What Abbey really wants to say , no scream, is “What gives with the apartheid segregation of the body from the mind!” Instead, in a level tone, Abbey explains, “Strong nearness. I want to bring the audience close to feelings that contradict the mind’s desires or expectations. I want to get you close enough for you to think the feelings, but not so close that you can really feel them. This is not meant to be sensational. Like you need to consider the erection and its social taboo without really getting one. Get it?”

The Q and A ends with stilted applause.

Abbey leaves the lecture hall and goes for a drink. The audience’s inhibition or their unwillingness to examine the productive gap between what is going on before their eyes and the storm of events in their heads leaves her cold. What she did was not the performed rehearsal of Don Giovanni from the day before. Beautiful as that was, you knew what to think, you knew what to feel, and you knew what to do. Crying was appropriate. Silence a must. Not a shred of disquiet ran through her mind during that performance. Isn’t disquiet the invitation to inquiry? Can’t the power of the mind and imagination outrun and trump any scenario played out in reality?

Abbey thinks of Dmitri.

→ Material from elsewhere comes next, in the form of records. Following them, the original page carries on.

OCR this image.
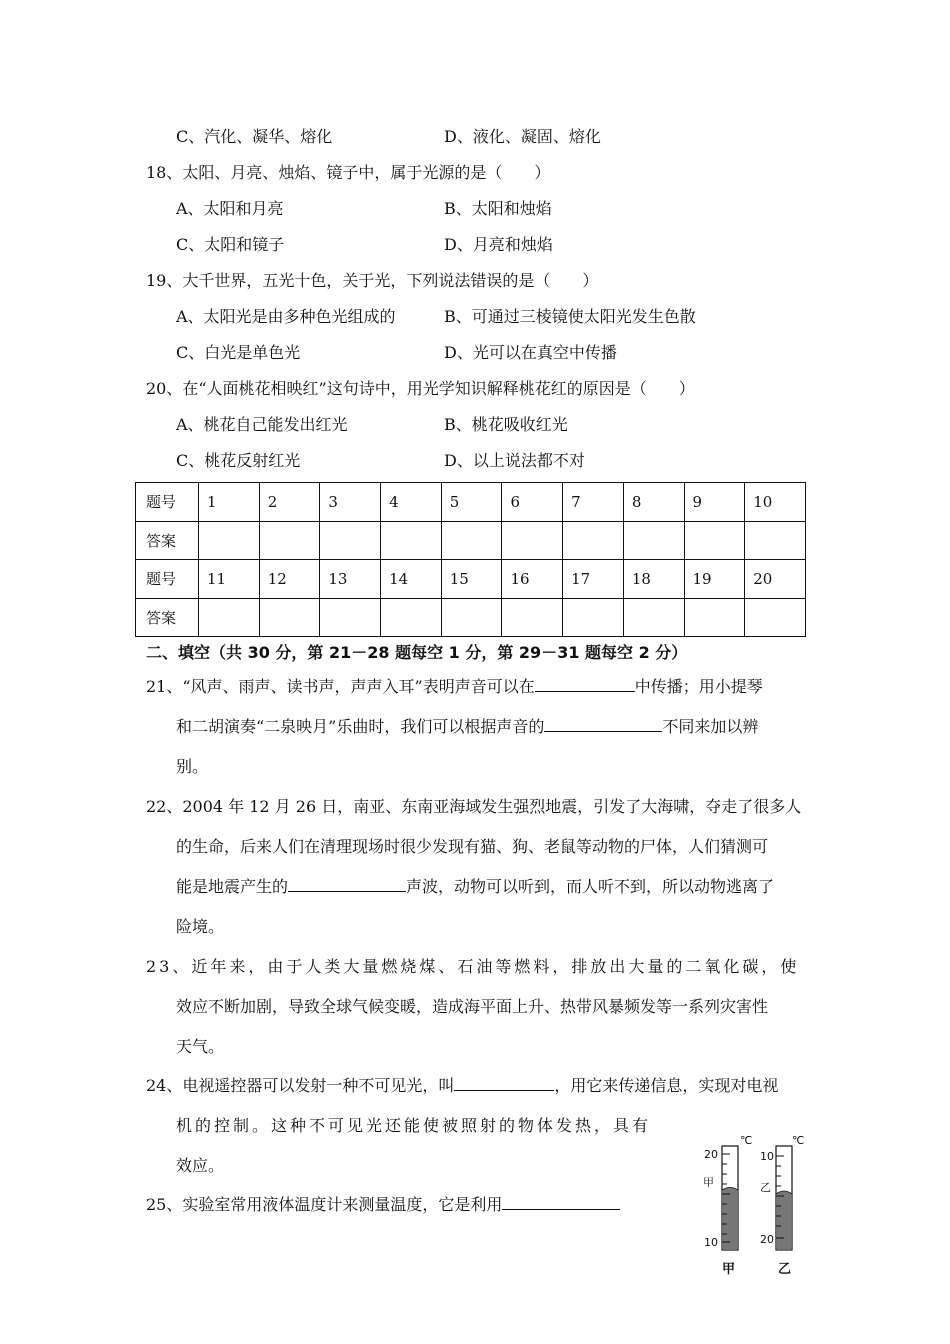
C、汽化、凝华、熔化	D、液化、凝固、熔化
18、太阳、月亮、烛焰、镜子中，属于光源的是（　　）
A、太阳和月亮	B、太阳和烛焰
C、太阳和镜子	D、月亮和烛焰
19、大千世界，五光十色，关于光，下列说法错误的是（　　）
A、太阳光是由多种色光组成的	B、可通过三棱镜使太阳光发生色散
C、白光是单色光	D、光可以在真空中传播
20、在“人面桃花相映红”这句诗中，用光学知识解释桃花红的原因是（　　）
A、桃花自己能发出红光	B、桃花吸收红光
C、桃花反射红光	D、以上说法都不对
题号	1	2	3	4	5	6	7	8	9	10
答案										
题号	11	12	13	14	15	16	17	18	19	20
答案										
二、填空（共 30 分，第 21－28 题每空 1 分，第 29－31 题每空 2 分）
21、“风声、雨声、读书声，声声入耳”表明声音可以在	中传播；用小提琴
和二胡演奏“二泉映月”乐曲时，我们可以根据声音的	不同来加以辨
别。
22、2004 年 12 月 26 日，南亚、东南亚海域发生强烈地震，引发了大海啸，夺走了很多人
的生命，后来人们在清理现场时很少发现有猫、狗、老鼠等动物的尸体，人们猜测可
能是地震产生的	声波，动物可以听到，而人听不到，所以动物逃离了
险境。
23、近年来，由于人类大量燃烧煤、石油等燃料，排放出大量的二氧化碳，使
效应不断加剧，导致全球气候变暖，造成海平面上升、热带风暴频发等一系列灾害性
天气。
24、电视遥控器可以发射一种不可见光，叫	，用它来传递信息，实现对电视
机的控制。这种不可见光还能使被照射的物体发热，具有
效应。
25、实验室常用液体温度计来测量温度，它是利用
℃
20
甲
10
甲
℃
10
乙
20
乙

Their relationship has been over for a good two years, but his mastery of the psychosexual; his fluency in the psychological theater of sexual impulse and desire sticks with Abbey like a perfume. And nowhere is the brain and imagination more potent than in the realm of seduction and sex.

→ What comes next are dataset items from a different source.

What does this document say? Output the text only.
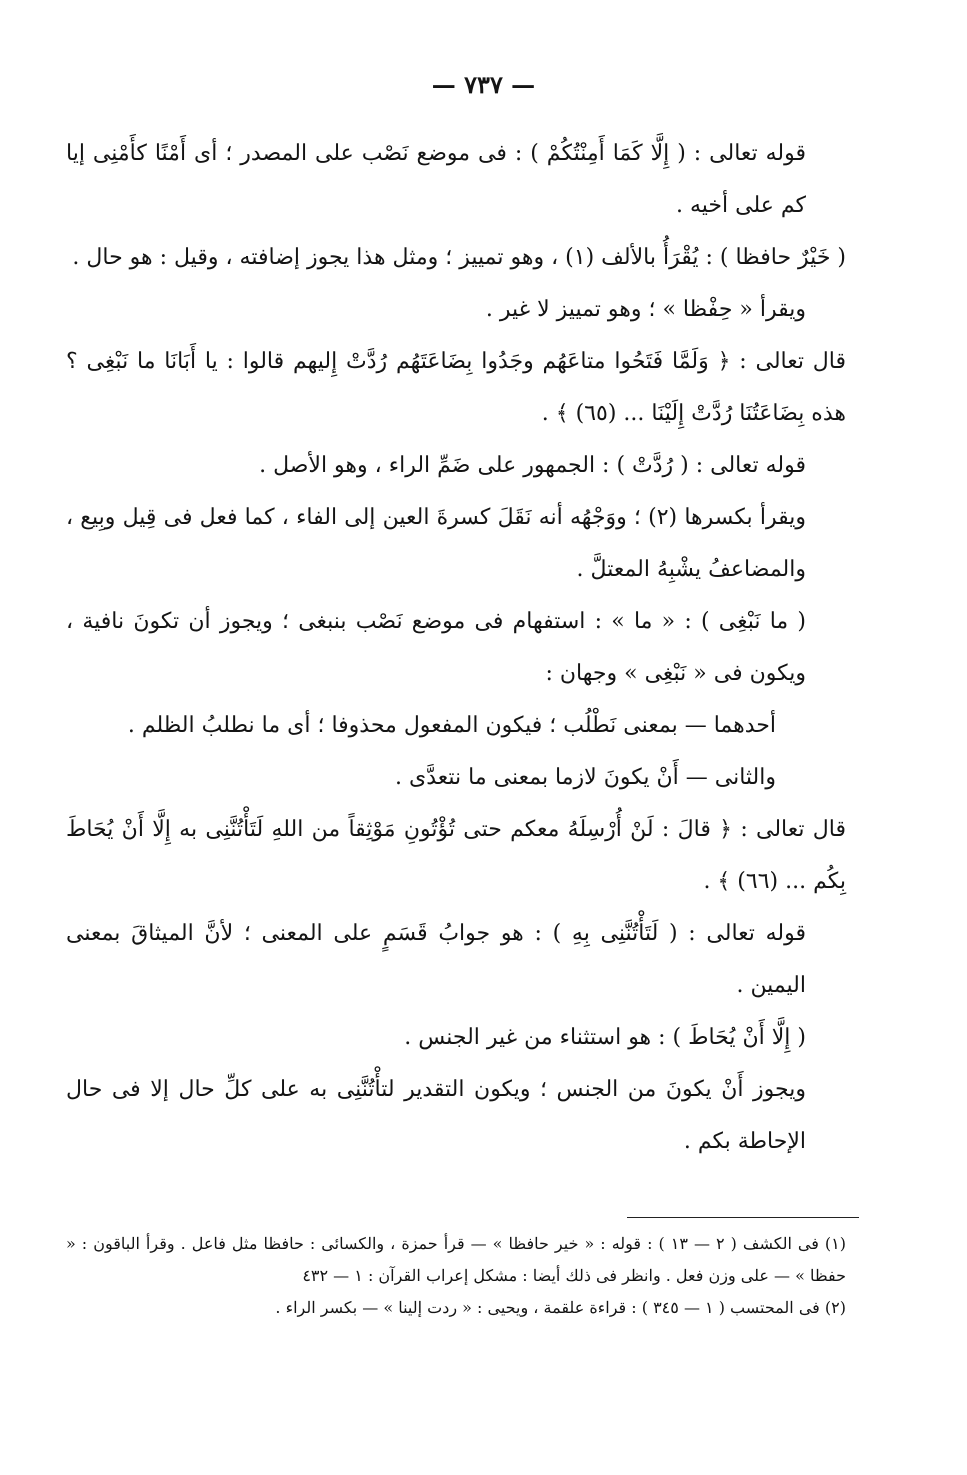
— ٧٣٧ —

قوله تعالى : ( إِلَّا كَمَا أَمِنْتُكُمْ ) : فى موضع نَصْب على المصدر ؛ أى أَمْنًا كأَمْنِى إيا كم على أخيه .

( خَيْرٌ حافظا ) : يُقْرَأُ بالألف (١) ، وهو تمييز ؛ ومثل هذا يجوز إضافته ، وقيل : هو حال .

ويقرأ « حِفْظا » ؛ وهو تمييز لا غير .

قال تعالى : ﴿ وَلَمَّا فَتَحُوا متاعَهُم وجَدُوا بِضَاعَتَهُم رُدَّتْ إِليهم قالوا : يا أَبَانَا ما نَبْغِى ؟ هذه بِضَاعَتُنَا رُدَّتْ إِلَيْنَا ... (٦٥) ﴾ .

قوله تعالى : ( رُدَّتْ ) : الجمهور على ضَمِّ الراء ، وهو الأصل .

ويقرأ بكسرها (٢) ؛ ووَجْهُه أنه نَقَلَ كسرةَ العين إلى الفاء ، كما فعل فى قِيل وبِيع ، والمضاعفُ يشْبِهُ المعتلَّ .

( ما نَبْغِى ) : « ما » : استفهام فى موضع نَصْب بنبغى ؛ ويجوز أن تكونَ نافية ، ويكون فى « نَبْغِى » وجهان :

أحدهما — بمعنى نَطْلُب ؛ فيكون المفعول محذوفا ؛ أى ما نطلبُ الظلم .

والثانى — أَنْ يكونَ لازما بمعنى ما نتعدَّى .

قال تعالى : ﴿ قالَ : لَنْ أُرْسِلَهُ معكم حتى تُؤْتُونِ مَوْثِقاً من اللهِ لَتَأْتُنَّنِى به إِلَّا أَنْ يُحَاطَ بِكُم ... (٦٦) ﴾ .

قوله تعالى : ( لَتَأْتُنَّنِى بِهِ ) : هو جوابُ قَسَمٍ على المعنى ؛ لأنَّ الميثاقَ بمعنى اليمين .

( إِلَّا أَنْ يُحَاطَ ) : هو استثناء من غير الجنس .

ويجوز أَنْ يكونَ من الجنس ؛ ويكون التقدير لتأْتُنَّنِى به على كلِّ حال إلا فى حال الإحاطة بكم .

(١) فى الكشف ( ٢ — ١٣ ) : قوله : « خير حافظا » — قرأ حمزة ، والكسائى : حافظا مثل فاعل . وقرأ الباقون : « حفظا » — على وزن فعل . وانظر فى ذلك أيضا : مشكل إعراب القرآن : ١ — ٤٣٢

(٢) فى المحتسب ( ١ — ٣٤٥ ) : قراءة علقمة ، ويحيى : « ردت إلينا » — بكسر الراء .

Being in bed with Dmitri always consisted of a lesson, Abbey recalls: “Consider the most elementary and simple geometrical elements as though on a grid.” He lifts the sheet off Abbey’s naked back and presents it pulled taught. “Given certain spatial and programmatic demands, figure out the most suitable arrangements. You will see that you need to combine this shape,” he waves the white fabric, “with that shape,” he runs his hand from shoulder to bum, “and then this element with that.” He drops the sheet, the fabric situates itself along Abbey’s contours. “And before long I have shown you a geometrical grammar and a compositional syntax all the while putting Nature aside and pointing definitely elsewhere.” At which point he flings all the covers, all the sheets, and all the pillows, which had served their duty as provocative and obstructive props.

Abbey has a second martini and toasts Dmitri, wherever he is, and considers the writhing, internal discomfort of performing a feminist while struggling against the formative male voices that permeate much of her vocabulary and academia writ large, come to think of it.